La bataille de la reconnaissance de la filière universitaire et de la composante académique dans la profession est gagnée : la nécessité d’organiser et de développer un enseignement de la médecine générale au sein de l’université n’est plus à démontrer. En revanche, ce qui n’est pas gagné dans le monde universitaire, compte-tenu de la spécificité et de la place des soins premiers* dans le système de soins, c’est de disposer de moyens adaptés à ce que nécessite la formation de 40 % des cohortes d’internes aujourd’hui et demain je l’espère 50 %, si l’on veut un système de santé cohérent et organisé.

A l’issue de la sixième année, et de l’examen classant national (ECN), vous avez 40 % d’internes qui vont être fléchés dans le Diplôme d’études spécialisées (DES) de médecine générale et 60 % dans les autres disciplines. Cette répartition est arrêtée annuellement conjointement par les ministères de la santé et de l’enseignement supérieur. Sous Marisol Touraine (ministre de la santé du quinquennat de François Hollande), il y avait beaucoup de postes non pourvus en médecine générale. Au sein de cette discipline, en l’absence de reconnaissance universitaire, vous aviez beaucoup de diplômés en médecine générale qui n’exerçaient pas la médecine générale et qui se destinaient à autre chose. Tous les diplômes d’études complémentaires d’urgentistes, de gériatres… étaient en effet pris sur le contingent de médecine générale. Il faut savoir que, parmi les 90 000 diplômés de médecine générale en France, moins de 60 000 exercent la médecine générale en première ligne (médecins libéraux, en centres de santé, en maisons de santé pluriprofessionnelle…). Ce qui signifie qu’entre un tiers et la moitié des médecins qualifiés en médecine générale n’exerce pas cette activité en cabinet. Pour l’essentiel ils exercent une autre activité hospitalière. Et jusqu’à présent tous ceux qui se destinaient à des activités en dehors du soin passaient par le DES de médecine générale. Aujourd’hui, les différentes spécialités ont chacune leur propre filière : les urgences comme la gériatrie ont leur propre cursus. Ceux qui arrivent aujourd’hui dans le DES de médecine générale ont donc plus de facilité à se projeter comme des futurs médecins généralistes. Il est maintenant possible de créer cette identité de généraliste, sachant que ce changement est très récent, deux ans seulement.
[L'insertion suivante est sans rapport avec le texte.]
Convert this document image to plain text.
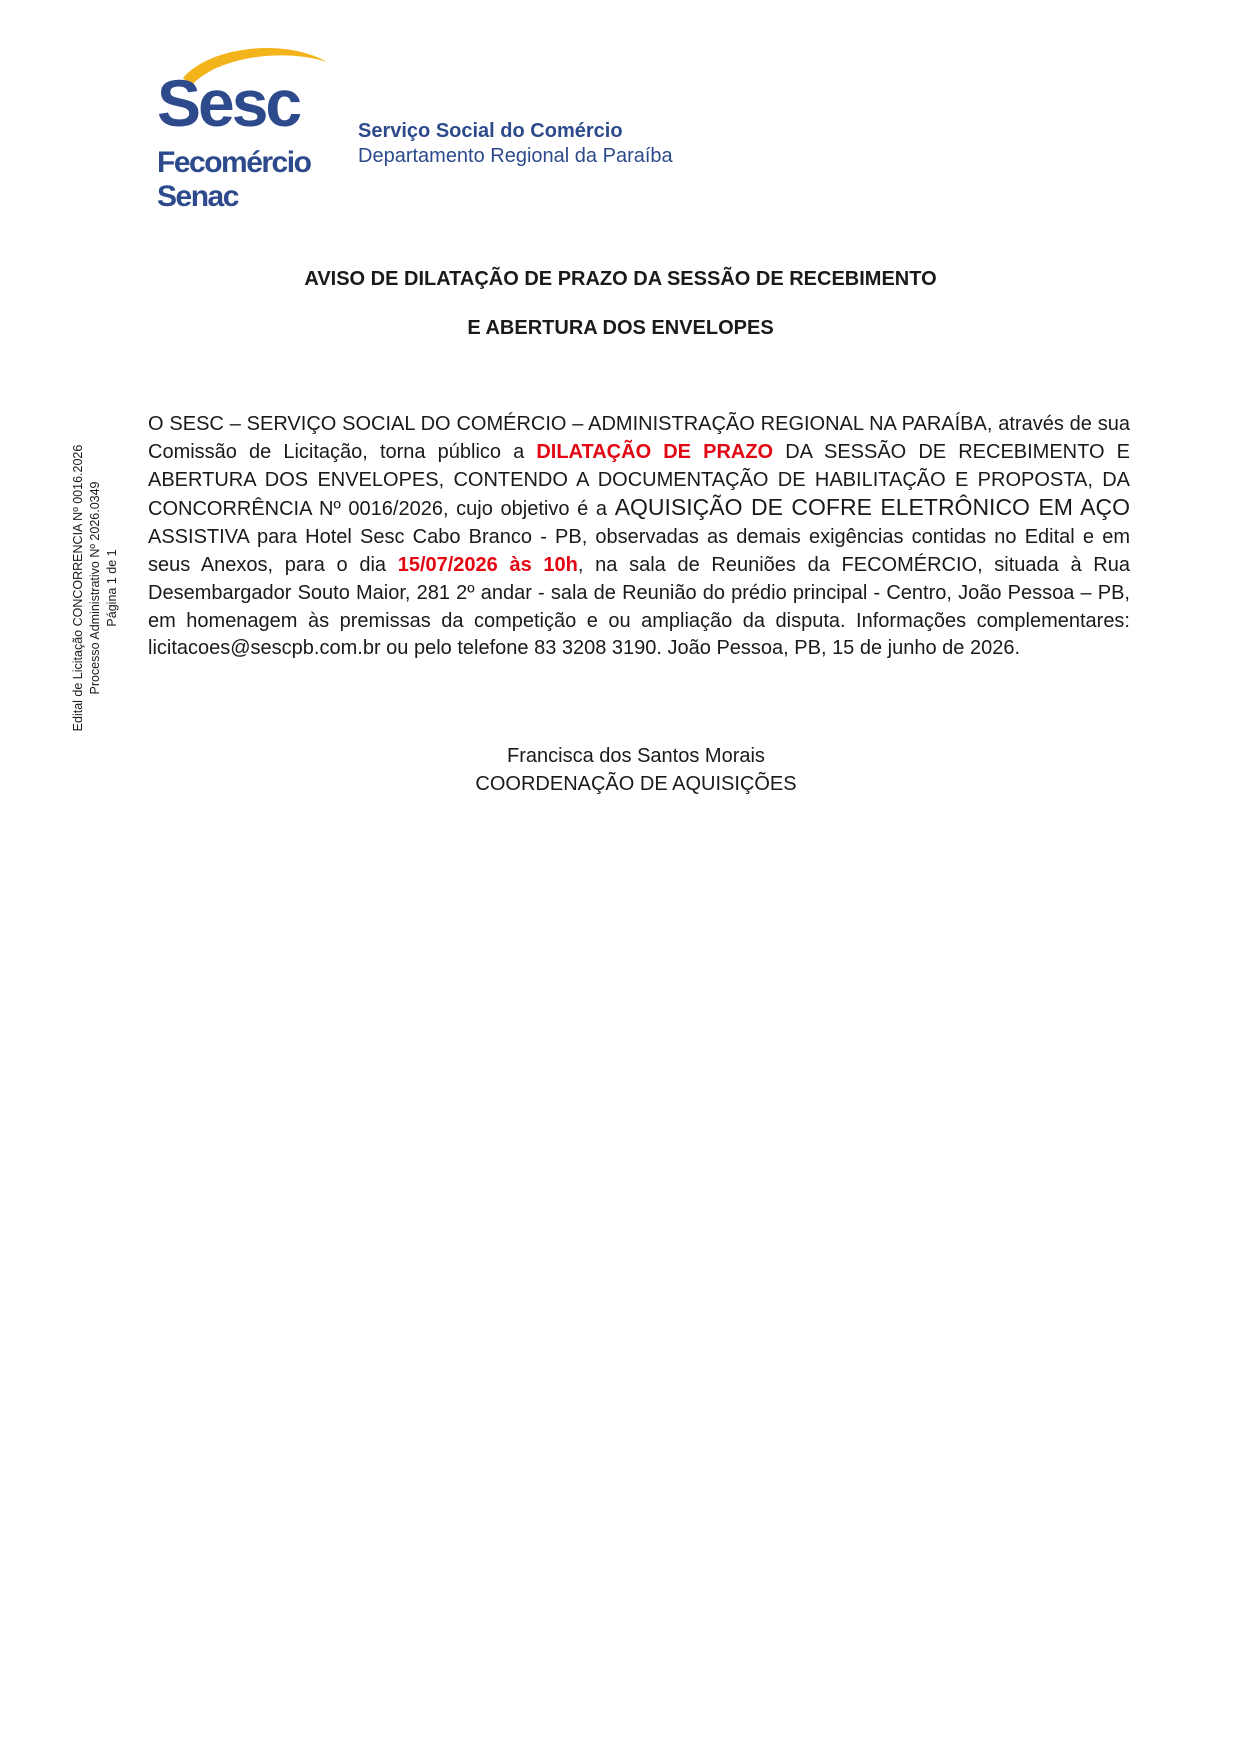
Sesc
Fecomércio
Senac
Serviço Social do Comércio
Departamento Regional da Paraíba
AVISO DE DILATAÇÃO DE PRAZO DA SESSÃO DE RECEBIMENTO
E ABERTURA DOS ENVELOPES
O SESC – SERVIÇO SOCIAL DO COMÉRCIO – ADMINISTRAÇÃO REGIONAL NA PARAÍBA, através de sua Comissão de Licitação, torna público a DILATAÇÃO DE PRAZO DA SESSÃO DE RECEBIMENTO E ABERTURA DOS ENVELOPES, CONTENDO A DOCUMENTAÇÃO DE HABILITAÇÃO E PROPOSTA, DA CONCORRÊNCIA Nº 0016/2026, cujo objetivo é a AQUISIÇÃO DE COFRE ELETRÔNICO EM AÇO ASSISTIVA para Hotel Sesc Cabo Branco - PB, observadas as demais exigências contidas no Edital e em seus Anexos, para o dia 15/07/2026 às 10h, na sala de Reuniões da FECOMÉRCIO, situada à Rua Desembargador Souto Maior, 281 2º andar - sala de Reunião do prédio principal - Centro, João Pessoa – PB, em homenagem às premissas da competição e ou ampliação da disputa. Informações complementares: licitacoes@sescpb.com.br ou pelo telefone 83 3208 3190. João Pessoa, PB, 15 de junho de 2026.
Francisca dos Santos Morais
COORDENAÇÃO DE AQUISIÇÕES
Edital de Licitação CONCORRENCIA Nº 0016.2026 Processo Administrativo Nº 2026.0349 Página 1 de 1
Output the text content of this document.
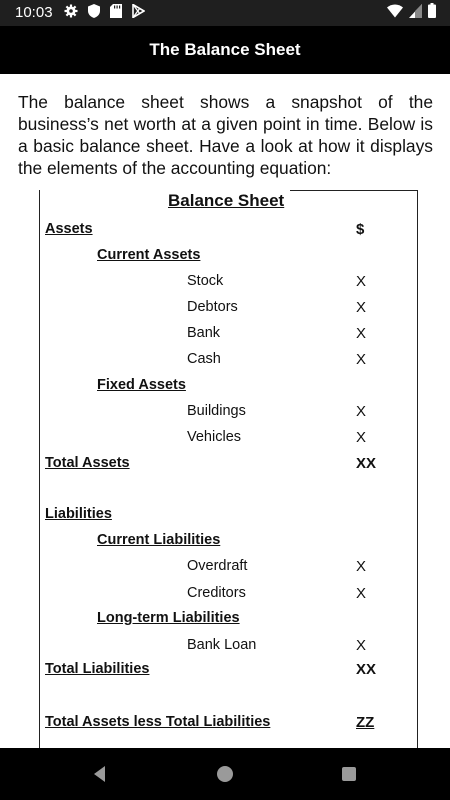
10:03
The Balance Sheet
The balance sheet shows a snapshot of the business’s net worth at a given point in time. Below is a basic balance sheet. Have a look at how it displays the elements of the accounting equation:
Balance Sheet
Assets	$
Current Assets
Stock	X
Debtors	X
Bank	X
Cash	X
Fixed Assets
Buildings	X
Vehicles	X
Total Assets	XX
Liabilities
Current Liabilities
Overdraft	X
Creditors	X
Long-term Liabilities
Bank Loan	X
Total Liabilities	XX
Total Assets less Total Liabilities	ZZ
L’effet sur la démographie médicale est cependant très lent. Nous le disons clairement aux élus : vous n’avez rien fait pendant des décennies pour promouvoir la médecine générale, il ne faut donc pas s’étonner que la démographie pose problème aujourd’hui. Comme vous le savez, l’effectif des médecins qui exercent la médecine générale est inférieur aujourd’hui à son niveau de 1996 ! Cela fait quinze ans que l’on réclamait cette filiarisation et nous n’étions pas entendus par les différentes majorités politiques. Le réveil est un peu dur aujourd’hui pour de nombreux maires qui voient les médecins fermer leur cabinet sans être remplacés.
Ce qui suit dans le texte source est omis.